O gün annem gelmeden uyandım. Annemin her an gelme ihtimali olduğundan yorganımı yüzüme doğru çekip gözlerimi kapattım. Ama annem gelmedi ve ben de uykuya daldım.

Yeniden uyandığımda evde bir gariplik olduğunu seziyordum. Yavaşça yatağımdan çıkıp kapıyı açtım. Salona geldiğimde Mary Hala'yı görmeyi beklemiyordum elbet.

Mary Hala, babamın kız kardeşi ve özel aile günleri dışında bize pek uğrayan bir tip değildir. Bu yüzden uykulu sesimle "Mary Hala?" dedim ve babamla ikisi bana baktı.

Mary Hala'nın gözleri dolarken babam gözlerini bana göstermeyip sıkıca yumdu. Bir şeyler olduğunu hissediyordum. Koşarak annemin odasına gittim.
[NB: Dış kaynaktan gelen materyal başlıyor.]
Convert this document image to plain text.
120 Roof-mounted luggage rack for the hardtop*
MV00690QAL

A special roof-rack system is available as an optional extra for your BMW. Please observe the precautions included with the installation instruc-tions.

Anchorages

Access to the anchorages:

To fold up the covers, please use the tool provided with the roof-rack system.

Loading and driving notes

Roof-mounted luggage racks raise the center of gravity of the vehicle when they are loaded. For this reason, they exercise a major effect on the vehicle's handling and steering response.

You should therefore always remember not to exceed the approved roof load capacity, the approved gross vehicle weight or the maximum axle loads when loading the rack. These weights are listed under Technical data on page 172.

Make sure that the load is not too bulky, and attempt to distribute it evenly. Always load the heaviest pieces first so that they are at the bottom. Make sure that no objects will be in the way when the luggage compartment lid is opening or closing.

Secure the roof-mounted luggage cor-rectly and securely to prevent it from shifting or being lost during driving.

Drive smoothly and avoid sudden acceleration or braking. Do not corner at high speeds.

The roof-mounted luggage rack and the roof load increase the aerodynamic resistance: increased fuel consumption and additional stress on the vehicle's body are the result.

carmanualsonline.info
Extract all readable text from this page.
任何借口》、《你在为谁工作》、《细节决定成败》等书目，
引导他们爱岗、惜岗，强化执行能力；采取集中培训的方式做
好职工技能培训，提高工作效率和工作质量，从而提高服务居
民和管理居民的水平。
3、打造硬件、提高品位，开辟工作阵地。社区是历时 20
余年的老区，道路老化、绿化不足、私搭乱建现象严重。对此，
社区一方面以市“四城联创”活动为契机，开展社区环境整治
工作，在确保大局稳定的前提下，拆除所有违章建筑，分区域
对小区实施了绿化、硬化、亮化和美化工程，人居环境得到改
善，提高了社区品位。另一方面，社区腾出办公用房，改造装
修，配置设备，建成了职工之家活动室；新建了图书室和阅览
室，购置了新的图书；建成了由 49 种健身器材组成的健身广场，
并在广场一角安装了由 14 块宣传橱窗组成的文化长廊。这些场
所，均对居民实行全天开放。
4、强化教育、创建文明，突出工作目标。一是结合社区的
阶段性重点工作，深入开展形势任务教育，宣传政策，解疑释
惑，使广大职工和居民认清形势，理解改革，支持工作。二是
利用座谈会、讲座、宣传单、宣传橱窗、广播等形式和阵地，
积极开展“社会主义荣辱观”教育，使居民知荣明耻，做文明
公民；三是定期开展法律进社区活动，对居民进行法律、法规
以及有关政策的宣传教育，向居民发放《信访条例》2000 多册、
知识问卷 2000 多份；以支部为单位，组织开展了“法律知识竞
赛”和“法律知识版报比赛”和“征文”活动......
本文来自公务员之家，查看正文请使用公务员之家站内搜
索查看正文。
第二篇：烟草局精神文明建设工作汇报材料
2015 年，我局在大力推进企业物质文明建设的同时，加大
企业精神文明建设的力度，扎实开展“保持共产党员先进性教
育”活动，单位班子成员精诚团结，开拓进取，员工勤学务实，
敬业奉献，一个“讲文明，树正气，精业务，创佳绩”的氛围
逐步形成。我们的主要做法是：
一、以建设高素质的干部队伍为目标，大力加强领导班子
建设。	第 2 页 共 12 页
Küçük değildim, on dört yaşındaydım ve hâlâ annemin beni uyandırmasına ihtiyacım vardı.

Elimi kapının kulpuna koyduğumda vücudumdaki tüm enerji çekilmiş gibi hissettim. Derin bir nefes alıp kapıyı açtım ve annemin yatağında öylece uzanan cansız bedenini gördüm.

Doktorlar babama, annemin ölümünü tamamen psikolojik olduğunu, fiziksel hiçbir sorununun olmadığını söylediler. Geçmişten kalma bir şeymiş. Annem üzüntüsüne daha fazla dayanamamış ve o gece sabaha karşı kalbi babamın yanında durmuş.

O zaman Noah'tan haberim yoktu ve doktorlar bana elle tutulur bir sebep vermediği için onları dünyanın en ahmak insanları ilan etmiştim. On dört yaşındaki Sarah'ya gerçek bir sebep lazımdı. Kimse üzüntüsünden ölmezdi.

O sabah, annemin soluk yüzüne bakarken onun adı yerine ironi bir şekilde "Baba!" diye bağırmıştım. Aynı, şu an olduğu gibi.

Bayan Warner ve babam bana bakmaya devam ederken hızla ayakkabılarımı giydim ve aramızdaki mesafeyi birkaç büyük adımla kapadım. Babam bana ifadesiz bir şekilde bakıyordu ve bunu nasıl gerçekleştirdiğini cidden merak ediyordum. Ben nefes alamıyordum, boğazımda sanki bir milyon tane iğne vardı ve her yutkunduğumda orayı kanatıyordu. Gözyaşlarım ise çoktan vücudumu terk etmişlerdi.

"Sarah..."

Babamın elbette bir açıklaması vardı, hep olurdu. Ama onu dinlemeyecektim.

"Annemi..." Nefes almaya ihtiyacım vardı. Sesim titriyor olmasa devam ederdim ama zorlanıyordum. "Onu sevdiğini söylemiştin. Annemi seviyordun, baba."

Babam, bir kez daha "Sarah," dedi. Adımı milyon kez tekrar etse de susmayacaktım.

"Ona nasıl ihanet edebilirsin? Canının yandığını hissetmiyor musun?"

Gözlerini aynı annemin öldüğünü öğrendiğim sabahki gibi yumdu, burnumu sertçe çektim ve Bayan Warner'a döndüm. Şok olmuş yüzü bizi izlerken gözleri özür diler gibi bakıyordu.

Ona da birkaç şey söylemek istiyordum. Burada iki yetişkin bir hatayı paylaşıyordu ve onları düzeltmek bana kalmıştı.

Gittikçe yaklaşan havlama sesi duyduğumda Bayan Warner'ın gözleri o tarafa kaydı.

Aris...

Babamın adımı söylemesini, Bayan Warner'ın bakışlarını ve soğuk havayı görmezden gelip dilimdeki zehri üzerlerine püskürttüm.